Oleh karena itu peran pemerintah perlu didorong karena mempunyai kewajiban memenuhi hak-hak anak sebagai konsekwensi yang telah melakukan ratifikasi Konvensi Hak-hak Anak. Jika mempelajari sistem otonomi daerah melalui birokrasi yang diterapkan oleh pemerintah saat ini dan untuk memenuhi hak-hak anak diperlukan adanya suatu institusi/ataupun relawan yang memiliki kepedulian secara khusus untuk  menangani advokasi terhadap anak yang berkonflik dengan hukum. Melalui kebijakan tersebut diharapkan penanganan terhadap anak yang berkonflik dengan hukum dapat menggunakan restorative justice sebagai alternatif dari pelaksanaan pemidanaan terhadap anak dapat diwujudkan.

A.      Kesimpulan
Konsep pendekatan restorative justice merupakan suatu pendekatan yang lebih menitik-beratkan pada kondisi terciptanya keadilan dan keseimbangan bagi pelaku tindak pidana serta korbannya sendiri.Pendekatan secara restoratife justice ini dalam penyelesaianya melibatkan bukan hanya pelaku tindak pidana dan korban tetapi melibatkan juga keluarga korban atau keluarga pelaku dan juga masyarakat.Restorasi meliputi pemulihan hubungan antara pihak korban dan pelaku. Pemulihan hubungan ini bisa didasarkan atas kesepakatan bersama antara korban dan pelaku. Pihak korban dapat menyampaikan mengenai kerugian yang dideritanya dan pelaku pun diberi kesempatan untuk menebusnya, melalui mekanisme ganti rugi, perdamaian, kerja sosial, maupun kesepakatan-kesepakatan lainnya. 
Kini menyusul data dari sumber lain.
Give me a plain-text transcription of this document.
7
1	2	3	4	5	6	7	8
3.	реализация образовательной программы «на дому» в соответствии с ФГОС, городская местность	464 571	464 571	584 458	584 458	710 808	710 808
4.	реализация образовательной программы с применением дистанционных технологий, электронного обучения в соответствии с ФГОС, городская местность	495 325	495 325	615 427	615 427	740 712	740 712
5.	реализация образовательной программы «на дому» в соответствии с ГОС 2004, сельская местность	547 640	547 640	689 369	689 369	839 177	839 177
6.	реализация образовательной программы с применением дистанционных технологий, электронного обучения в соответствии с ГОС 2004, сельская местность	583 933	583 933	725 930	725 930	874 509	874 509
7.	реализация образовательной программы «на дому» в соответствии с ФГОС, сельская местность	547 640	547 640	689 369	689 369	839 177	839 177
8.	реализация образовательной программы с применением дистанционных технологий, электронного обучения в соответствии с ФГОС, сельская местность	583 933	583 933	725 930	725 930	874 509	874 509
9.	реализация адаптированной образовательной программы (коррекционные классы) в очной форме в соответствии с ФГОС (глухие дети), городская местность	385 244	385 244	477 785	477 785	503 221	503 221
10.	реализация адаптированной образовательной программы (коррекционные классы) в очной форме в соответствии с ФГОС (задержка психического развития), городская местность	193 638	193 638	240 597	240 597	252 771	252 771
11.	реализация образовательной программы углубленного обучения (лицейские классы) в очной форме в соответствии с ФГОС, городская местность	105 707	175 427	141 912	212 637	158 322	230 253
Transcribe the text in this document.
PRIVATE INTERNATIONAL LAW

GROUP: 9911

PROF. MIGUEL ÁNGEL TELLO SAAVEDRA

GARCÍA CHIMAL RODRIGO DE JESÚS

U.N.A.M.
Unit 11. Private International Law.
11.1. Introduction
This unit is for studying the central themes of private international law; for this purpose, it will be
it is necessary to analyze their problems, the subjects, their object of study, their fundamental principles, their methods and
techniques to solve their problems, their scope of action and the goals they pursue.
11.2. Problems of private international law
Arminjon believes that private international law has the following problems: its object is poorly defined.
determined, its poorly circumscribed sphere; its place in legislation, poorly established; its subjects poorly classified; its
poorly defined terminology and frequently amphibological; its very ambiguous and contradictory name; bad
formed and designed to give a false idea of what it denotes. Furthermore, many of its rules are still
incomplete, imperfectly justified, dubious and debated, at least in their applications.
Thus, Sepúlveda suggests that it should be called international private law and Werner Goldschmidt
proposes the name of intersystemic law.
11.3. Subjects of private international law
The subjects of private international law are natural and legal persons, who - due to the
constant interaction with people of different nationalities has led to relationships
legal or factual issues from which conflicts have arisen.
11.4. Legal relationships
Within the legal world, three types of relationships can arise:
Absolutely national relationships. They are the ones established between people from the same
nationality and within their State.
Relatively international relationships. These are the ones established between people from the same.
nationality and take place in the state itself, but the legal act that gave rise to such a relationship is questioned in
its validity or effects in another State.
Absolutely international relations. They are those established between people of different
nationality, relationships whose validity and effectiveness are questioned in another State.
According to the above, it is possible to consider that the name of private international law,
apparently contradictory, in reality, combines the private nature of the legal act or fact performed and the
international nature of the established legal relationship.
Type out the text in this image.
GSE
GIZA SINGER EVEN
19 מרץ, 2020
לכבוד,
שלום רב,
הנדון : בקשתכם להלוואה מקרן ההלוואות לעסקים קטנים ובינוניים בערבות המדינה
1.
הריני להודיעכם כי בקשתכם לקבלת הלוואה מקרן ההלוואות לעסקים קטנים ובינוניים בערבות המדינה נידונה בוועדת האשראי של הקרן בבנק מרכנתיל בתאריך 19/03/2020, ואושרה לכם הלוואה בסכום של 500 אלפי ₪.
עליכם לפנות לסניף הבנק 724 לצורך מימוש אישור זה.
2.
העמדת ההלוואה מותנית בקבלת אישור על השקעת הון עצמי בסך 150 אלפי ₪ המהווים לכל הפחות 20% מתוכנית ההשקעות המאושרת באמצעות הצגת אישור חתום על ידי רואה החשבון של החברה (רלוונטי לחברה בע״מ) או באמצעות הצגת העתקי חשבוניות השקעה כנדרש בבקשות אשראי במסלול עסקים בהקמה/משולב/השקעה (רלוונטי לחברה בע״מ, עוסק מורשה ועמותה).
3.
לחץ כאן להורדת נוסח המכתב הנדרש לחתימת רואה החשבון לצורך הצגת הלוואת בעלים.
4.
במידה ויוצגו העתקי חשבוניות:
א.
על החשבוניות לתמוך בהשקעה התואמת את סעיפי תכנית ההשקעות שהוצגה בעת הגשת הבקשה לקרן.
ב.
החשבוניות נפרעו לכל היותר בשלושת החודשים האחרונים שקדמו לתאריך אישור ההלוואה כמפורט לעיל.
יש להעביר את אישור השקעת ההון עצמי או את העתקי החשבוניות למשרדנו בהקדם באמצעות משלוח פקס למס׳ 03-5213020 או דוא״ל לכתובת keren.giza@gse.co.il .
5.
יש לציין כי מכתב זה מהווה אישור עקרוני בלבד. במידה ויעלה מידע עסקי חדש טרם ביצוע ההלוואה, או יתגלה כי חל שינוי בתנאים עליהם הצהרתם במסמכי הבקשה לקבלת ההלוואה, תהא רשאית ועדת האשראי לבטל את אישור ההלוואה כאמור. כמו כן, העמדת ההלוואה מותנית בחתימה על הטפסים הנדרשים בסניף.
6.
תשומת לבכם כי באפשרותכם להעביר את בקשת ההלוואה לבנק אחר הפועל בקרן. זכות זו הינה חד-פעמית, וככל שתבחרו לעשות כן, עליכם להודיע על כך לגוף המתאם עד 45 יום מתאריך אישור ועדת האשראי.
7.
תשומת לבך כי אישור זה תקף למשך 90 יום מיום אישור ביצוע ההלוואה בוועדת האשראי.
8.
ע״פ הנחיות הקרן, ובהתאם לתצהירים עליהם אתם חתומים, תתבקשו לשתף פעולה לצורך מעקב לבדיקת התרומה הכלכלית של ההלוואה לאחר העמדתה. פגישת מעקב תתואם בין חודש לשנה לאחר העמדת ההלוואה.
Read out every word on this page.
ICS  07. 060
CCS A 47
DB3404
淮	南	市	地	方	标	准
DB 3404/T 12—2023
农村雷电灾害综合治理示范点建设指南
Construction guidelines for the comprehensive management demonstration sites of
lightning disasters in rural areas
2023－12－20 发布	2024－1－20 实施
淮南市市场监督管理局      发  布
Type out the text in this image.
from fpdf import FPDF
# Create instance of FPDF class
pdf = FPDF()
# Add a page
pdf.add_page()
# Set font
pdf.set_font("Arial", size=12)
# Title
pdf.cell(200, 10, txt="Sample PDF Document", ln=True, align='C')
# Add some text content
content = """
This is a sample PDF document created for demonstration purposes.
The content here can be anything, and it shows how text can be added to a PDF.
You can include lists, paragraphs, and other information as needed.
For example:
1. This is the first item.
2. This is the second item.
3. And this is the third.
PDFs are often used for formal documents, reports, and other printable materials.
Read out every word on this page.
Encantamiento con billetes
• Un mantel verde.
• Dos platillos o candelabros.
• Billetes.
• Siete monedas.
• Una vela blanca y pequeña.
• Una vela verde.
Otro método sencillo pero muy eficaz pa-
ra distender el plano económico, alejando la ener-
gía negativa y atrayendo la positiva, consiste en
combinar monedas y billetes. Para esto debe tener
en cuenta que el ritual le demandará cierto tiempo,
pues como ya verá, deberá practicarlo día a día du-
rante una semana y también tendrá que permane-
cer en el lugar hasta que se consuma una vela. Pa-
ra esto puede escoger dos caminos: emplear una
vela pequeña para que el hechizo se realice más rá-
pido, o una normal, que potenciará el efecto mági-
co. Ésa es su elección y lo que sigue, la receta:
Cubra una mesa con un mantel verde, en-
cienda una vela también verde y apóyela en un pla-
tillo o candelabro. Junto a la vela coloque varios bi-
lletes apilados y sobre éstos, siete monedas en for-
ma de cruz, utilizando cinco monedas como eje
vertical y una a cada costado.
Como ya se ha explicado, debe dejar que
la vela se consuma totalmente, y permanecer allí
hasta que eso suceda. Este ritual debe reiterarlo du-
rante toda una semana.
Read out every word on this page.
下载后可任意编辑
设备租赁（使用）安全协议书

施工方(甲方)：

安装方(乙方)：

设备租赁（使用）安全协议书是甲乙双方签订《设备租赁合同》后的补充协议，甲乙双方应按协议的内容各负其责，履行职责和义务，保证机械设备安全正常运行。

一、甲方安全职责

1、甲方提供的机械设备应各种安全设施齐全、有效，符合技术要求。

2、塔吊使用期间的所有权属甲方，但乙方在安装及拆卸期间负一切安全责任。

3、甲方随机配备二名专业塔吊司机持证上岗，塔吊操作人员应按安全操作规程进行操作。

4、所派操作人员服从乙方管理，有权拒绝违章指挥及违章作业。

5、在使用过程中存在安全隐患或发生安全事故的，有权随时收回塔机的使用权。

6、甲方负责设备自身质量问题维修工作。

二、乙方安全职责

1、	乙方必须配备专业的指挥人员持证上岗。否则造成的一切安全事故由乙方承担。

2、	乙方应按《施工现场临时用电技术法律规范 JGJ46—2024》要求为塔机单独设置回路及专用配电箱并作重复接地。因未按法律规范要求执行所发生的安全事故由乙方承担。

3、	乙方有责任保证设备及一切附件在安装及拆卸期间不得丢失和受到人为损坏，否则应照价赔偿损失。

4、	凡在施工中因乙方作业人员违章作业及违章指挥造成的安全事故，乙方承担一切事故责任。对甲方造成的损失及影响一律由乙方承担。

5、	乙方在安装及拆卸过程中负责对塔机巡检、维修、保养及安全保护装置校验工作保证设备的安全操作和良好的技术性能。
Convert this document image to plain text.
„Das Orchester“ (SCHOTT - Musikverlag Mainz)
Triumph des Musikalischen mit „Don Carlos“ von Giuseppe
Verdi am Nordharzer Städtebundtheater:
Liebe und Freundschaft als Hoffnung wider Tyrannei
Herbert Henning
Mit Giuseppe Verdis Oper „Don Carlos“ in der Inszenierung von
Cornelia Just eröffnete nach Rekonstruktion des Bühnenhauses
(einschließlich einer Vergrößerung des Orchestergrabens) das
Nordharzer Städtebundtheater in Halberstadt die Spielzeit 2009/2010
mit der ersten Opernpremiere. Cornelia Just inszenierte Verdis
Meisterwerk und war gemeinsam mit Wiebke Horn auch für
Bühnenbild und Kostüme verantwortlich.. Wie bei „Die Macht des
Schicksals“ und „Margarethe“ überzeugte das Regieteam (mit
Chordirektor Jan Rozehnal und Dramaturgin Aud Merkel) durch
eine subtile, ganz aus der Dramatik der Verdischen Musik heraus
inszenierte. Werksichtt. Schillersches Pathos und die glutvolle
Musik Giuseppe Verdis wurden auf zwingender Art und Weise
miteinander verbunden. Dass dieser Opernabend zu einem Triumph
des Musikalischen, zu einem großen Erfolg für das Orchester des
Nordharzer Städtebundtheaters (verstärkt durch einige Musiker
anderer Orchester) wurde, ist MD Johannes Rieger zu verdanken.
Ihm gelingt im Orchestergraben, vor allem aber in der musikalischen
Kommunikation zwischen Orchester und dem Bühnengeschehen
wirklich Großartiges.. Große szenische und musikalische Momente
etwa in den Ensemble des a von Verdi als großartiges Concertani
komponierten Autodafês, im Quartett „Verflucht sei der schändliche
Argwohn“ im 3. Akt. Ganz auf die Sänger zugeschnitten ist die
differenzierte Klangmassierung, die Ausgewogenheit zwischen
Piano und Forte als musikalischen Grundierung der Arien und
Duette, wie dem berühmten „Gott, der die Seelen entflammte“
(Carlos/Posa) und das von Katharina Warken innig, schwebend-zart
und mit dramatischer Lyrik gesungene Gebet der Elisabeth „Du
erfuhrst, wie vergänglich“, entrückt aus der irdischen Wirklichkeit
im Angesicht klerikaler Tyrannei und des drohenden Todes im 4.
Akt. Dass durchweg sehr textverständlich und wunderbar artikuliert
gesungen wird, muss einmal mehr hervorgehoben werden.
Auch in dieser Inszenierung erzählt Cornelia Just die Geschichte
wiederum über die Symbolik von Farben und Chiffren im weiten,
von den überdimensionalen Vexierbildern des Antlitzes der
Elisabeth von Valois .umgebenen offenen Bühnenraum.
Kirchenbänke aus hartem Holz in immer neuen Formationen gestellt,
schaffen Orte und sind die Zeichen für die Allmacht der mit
Kemudian Sesuai dengan esensi yang terkandung dalam tujuan Undang-Undang Pengadilan Anak  yaitu ”Untuk memberikan perlindungan kepada anak dan menjamin kesejahteraan anak, meskipun ia berkonflik dengan hukum”. Selain bertujuan memberikan perlindungan dan memberikan kesejahteraan kepada anak, juga bertujuan agar dalam penjatuhan sanksi hukum terhadap anak harus benar-benar secara proporsionalitas, tidak hanya memberi sanksi yang berorientasi pada penghukuman (pidana penjara) semata, akan tetapi juga memberikan alternatif lain dalam bentuk pembinaan (tredment) yaitu sanksi pidana non penal (tindakan) dengan menerapkan konsep restorative justice, karena pemberian sanksi pidana penjara bukan merupakan alternative terbaik bagi masa depan anak.